The CIC remarked that a Notary cannot leave registers as food to termites. The CIC imposed a penalty of Rs.25000/- on the petitioner. The petitioner was also directed to pay compensation of Rs.1,000/- to Respondent No.1.
Respondent No. 1 has stated that returns for the year 2008-2012 are present. He pleaded that the petitioner is not only guilty of non-compliance of the order of the CIC but also for denying the information. Furthermore, she concocted a story of termites having eaten the government’s key records.
Observation of the Court
The Court held that respondent No.1 has argued that the petitioner is withholding the documents. The Court held that the allegation made against the petitioner is bad. Respondent no. 1 has also not shown that the petitioner’s story is false. Moreover, the Court states that CIC has misplaced its conclusion on the Notary. Most Notaries function under difficult conditions and the fees received is not ‘huge money’. The Court observed that there is no specific procedure prescribed for storing records. It is quite possible that termites may have damaged the relevant record.
The learned counsel for the petitioner was not able to furnish documents.
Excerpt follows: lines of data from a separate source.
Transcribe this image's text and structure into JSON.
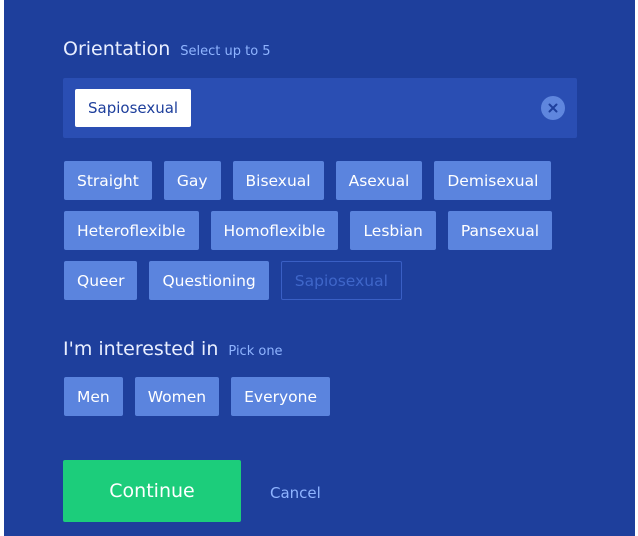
{
  "orientation": {
    "title": "Orientation",
    "hint": "Select up to 5",
    "selected": [
      "Sapiosexual"
    ],
    "options_row1": [
      "Straight",
      "Gay",
      "Bisexual",
      "Asexual",
      "Demisexual"
    ],
    "options_row2": [
      "Heteroflexible",
      "Homoflexible",
      "Lesbian",
      "Pansexual"
    ],
    "options_row3": [
      "Queer",
      "Questioning",
      "Sapiosexual"
    ]
  },
  "interest": {
    "title": "I'm interested in",
    "hint": "Pick one",
    "options": [
      "Men",
      "Women",
      "Everyone"
    ]
  },
  "actions": {
    "continue_label": "Continue",
    "cancel_label": "Cancel"
  },
  "icons": {
    "clear": "close-icon"
  },
  "colors": {
    "background": "#1e3f9c",
    "chip": "#5b84de",
    "selected_box": "#2a4eb3",
    "continue": "#1ccd7b",
    "hint": "#8fb4ff"
  }
}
She stated that despite her best efforts, records for the year 2005-2007 are not available. The petitioner had to file a personal affidavit stating the non-traceability of the said records. The said affidavit is now filed.
The Court relied on two judgements on the imposition of penalty i.e. in Majibur Rehman v. CIC, 2009 SCC Online 1149, Registrar of Companies v. Dharmendra Kumar Garg, ILR (2012) 6 Del 499. Hence, the Court held that CIC is not to impose penalties under Section 20 of the RTI Act when there is a reasonable cause.
The bench comprising of Justice Jayant Nath held that the petitioner is not guilty under Section 20 of the Act of having either destroyed information or having denied the request for information for malafide reasons. Above all, the Court quashed the CIC’s order to impose a penalty on the petitioner.